Die deutsche Futsal-Nationalmannschaft: Flirt mit der Unbekannten

Lennart Hartmann, eine der großen Hoffnungen des deutschen Fußballs, ist nun Nationalspieler geworden – in der Futsal-Auswahl des DFB.

Deutsche Futsal-Meisterschaft in Hamburg

Zweite Karriere: Lennart Hartmann (r.) im Finale um die Deutsche Meisterschaft für den FC Liria gegen die Hamburg Panthers Foto: Imago/Manngold

BERLIN taz | „Für Georgien waren das schon richtige Länderspiele“, sagt Lennart Hartmann.

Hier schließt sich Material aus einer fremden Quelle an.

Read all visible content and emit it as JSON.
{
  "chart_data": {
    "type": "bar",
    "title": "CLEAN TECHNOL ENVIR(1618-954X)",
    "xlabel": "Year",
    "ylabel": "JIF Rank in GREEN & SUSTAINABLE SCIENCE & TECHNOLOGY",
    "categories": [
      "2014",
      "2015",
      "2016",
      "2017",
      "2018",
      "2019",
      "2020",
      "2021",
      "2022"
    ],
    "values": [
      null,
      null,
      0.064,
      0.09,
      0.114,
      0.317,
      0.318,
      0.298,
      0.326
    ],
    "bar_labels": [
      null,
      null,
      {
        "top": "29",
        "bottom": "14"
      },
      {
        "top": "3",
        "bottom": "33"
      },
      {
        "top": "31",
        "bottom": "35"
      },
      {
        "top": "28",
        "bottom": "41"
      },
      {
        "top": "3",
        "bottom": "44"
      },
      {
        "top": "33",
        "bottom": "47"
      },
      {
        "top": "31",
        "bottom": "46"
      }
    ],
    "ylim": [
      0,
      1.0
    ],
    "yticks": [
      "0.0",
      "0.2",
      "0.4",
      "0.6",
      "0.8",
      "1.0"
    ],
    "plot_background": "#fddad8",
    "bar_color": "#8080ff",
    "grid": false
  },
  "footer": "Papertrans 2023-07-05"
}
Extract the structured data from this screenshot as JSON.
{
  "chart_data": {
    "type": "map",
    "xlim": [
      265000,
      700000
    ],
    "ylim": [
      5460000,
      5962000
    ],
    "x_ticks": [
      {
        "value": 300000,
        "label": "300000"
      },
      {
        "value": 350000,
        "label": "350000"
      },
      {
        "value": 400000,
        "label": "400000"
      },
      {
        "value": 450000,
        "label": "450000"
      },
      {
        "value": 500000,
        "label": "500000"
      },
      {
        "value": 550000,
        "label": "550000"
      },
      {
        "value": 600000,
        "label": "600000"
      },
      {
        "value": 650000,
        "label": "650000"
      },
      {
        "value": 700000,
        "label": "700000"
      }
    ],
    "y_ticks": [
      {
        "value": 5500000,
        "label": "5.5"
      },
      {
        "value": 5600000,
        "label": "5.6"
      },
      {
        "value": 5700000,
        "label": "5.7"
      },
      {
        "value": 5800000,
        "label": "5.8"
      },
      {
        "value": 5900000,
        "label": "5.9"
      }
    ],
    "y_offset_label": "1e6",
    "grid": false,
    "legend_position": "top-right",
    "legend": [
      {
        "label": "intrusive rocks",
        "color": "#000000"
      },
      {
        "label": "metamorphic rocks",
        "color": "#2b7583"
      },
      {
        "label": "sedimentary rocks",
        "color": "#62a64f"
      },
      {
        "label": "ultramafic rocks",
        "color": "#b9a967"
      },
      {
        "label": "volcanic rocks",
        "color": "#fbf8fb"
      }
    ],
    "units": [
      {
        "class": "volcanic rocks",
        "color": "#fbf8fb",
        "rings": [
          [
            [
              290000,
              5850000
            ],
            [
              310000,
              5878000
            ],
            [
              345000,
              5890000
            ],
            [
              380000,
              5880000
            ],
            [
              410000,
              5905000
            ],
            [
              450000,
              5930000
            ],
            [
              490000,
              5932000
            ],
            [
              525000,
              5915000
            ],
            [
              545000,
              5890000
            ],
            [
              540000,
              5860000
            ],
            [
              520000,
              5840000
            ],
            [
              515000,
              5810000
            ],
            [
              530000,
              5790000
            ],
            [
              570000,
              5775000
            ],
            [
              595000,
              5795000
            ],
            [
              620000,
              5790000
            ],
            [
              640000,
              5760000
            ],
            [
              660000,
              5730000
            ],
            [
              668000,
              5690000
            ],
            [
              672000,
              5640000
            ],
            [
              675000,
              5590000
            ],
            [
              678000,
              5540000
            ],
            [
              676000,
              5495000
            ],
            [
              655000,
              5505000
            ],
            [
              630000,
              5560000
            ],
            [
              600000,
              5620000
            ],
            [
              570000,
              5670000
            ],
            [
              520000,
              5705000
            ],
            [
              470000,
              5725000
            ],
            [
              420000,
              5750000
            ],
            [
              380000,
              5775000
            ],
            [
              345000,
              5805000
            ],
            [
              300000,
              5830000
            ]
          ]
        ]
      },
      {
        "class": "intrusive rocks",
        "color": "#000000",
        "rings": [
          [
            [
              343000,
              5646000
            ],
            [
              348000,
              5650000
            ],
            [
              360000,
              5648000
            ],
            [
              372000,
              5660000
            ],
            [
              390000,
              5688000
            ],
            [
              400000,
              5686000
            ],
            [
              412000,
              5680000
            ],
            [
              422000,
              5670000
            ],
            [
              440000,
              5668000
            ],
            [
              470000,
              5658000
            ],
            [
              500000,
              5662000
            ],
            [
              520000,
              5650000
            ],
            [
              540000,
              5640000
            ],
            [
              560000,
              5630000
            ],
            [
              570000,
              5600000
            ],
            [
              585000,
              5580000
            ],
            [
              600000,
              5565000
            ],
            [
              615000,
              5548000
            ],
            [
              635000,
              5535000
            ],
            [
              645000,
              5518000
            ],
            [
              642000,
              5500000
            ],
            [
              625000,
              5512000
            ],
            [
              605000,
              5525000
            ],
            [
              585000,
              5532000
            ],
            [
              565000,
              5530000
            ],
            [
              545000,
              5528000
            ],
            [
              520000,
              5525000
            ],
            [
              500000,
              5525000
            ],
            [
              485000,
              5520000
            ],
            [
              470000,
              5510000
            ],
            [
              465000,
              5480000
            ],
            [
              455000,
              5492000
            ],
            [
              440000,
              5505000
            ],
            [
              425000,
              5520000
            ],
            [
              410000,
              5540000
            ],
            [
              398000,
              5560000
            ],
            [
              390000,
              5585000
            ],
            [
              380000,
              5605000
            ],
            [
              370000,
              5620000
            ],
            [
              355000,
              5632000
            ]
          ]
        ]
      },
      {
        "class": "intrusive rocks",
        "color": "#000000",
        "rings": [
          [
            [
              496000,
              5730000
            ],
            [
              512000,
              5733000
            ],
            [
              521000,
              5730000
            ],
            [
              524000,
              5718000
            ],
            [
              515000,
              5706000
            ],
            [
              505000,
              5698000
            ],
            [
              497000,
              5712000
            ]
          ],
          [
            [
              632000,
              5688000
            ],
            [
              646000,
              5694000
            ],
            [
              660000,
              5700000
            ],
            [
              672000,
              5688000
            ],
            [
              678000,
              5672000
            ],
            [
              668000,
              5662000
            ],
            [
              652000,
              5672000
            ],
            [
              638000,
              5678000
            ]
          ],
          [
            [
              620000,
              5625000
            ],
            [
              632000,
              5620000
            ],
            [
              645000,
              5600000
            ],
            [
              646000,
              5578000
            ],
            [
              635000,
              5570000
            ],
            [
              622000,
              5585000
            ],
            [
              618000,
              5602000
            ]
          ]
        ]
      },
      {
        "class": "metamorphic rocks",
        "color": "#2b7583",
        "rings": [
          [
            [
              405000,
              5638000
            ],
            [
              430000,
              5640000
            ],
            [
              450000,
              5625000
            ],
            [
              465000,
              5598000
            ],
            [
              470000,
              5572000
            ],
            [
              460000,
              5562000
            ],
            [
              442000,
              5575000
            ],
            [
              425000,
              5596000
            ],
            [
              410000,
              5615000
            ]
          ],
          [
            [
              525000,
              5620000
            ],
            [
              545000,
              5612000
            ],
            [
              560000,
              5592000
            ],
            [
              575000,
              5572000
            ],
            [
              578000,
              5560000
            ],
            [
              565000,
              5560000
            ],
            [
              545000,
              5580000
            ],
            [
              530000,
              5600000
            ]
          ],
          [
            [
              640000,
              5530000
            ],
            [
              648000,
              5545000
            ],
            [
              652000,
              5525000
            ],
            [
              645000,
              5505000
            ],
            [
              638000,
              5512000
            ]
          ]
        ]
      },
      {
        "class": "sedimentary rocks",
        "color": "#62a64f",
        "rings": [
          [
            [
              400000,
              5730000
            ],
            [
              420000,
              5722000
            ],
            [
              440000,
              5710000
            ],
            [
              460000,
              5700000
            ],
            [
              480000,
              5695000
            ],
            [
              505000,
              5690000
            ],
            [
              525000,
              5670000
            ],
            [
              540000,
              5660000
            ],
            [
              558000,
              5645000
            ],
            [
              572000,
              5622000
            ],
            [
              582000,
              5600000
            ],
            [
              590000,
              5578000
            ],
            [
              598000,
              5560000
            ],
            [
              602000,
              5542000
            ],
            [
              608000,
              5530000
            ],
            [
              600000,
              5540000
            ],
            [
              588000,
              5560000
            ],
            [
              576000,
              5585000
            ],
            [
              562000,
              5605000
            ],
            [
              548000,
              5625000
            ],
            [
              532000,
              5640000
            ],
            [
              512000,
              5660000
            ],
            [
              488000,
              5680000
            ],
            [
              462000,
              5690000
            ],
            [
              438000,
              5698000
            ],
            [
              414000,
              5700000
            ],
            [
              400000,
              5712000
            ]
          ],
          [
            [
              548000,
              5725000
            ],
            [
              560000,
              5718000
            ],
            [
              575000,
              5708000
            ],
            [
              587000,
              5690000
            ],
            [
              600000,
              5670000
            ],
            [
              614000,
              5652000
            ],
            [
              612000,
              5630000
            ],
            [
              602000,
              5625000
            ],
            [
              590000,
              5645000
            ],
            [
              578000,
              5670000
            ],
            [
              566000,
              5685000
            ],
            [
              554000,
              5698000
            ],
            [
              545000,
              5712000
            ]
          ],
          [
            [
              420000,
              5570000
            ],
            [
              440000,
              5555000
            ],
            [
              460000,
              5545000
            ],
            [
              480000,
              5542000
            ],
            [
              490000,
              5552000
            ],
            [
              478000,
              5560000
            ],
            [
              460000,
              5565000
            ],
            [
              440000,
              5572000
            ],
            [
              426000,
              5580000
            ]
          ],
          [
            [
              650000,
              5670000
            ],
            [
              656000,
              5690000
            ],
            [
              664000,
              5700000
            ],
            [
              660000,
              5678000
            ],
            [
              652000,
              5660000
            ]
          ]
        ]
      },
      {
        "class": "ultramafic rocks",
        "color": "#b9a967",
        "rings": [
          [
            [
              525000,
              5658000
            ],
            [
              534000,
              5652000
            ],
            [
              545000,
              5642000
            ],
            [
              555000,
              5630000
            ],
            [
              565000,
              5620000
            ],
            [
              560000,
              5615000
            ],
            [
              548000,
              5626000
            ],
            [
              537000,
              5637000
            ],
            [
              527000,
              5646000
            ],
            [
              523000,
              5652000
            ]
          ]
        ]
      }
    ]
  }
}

Voll sei die Halle gewesen und die Begeisterung sehr groß. Der Deutsche Fußball-Bund stuft die Ergebnisse von Tiflis dagegen als „inoffiziell“ ein. Die beiden ersten Begegnungen der gerade neu gegründeten deutschen Futsal-Nationalmannschaft Mitte April in der georgischen Hauptstadt, die mit 0:4 und 0:5 erwartungsgemäß deutlich verloren gingen, werden in der verbandsinternen Berichterstattung als „Trainingsspiele“ bezeichnet. Die eigentliche Premiere soll erst im Herbst stattfinden, wenn man sich besser gerüstet wähnt.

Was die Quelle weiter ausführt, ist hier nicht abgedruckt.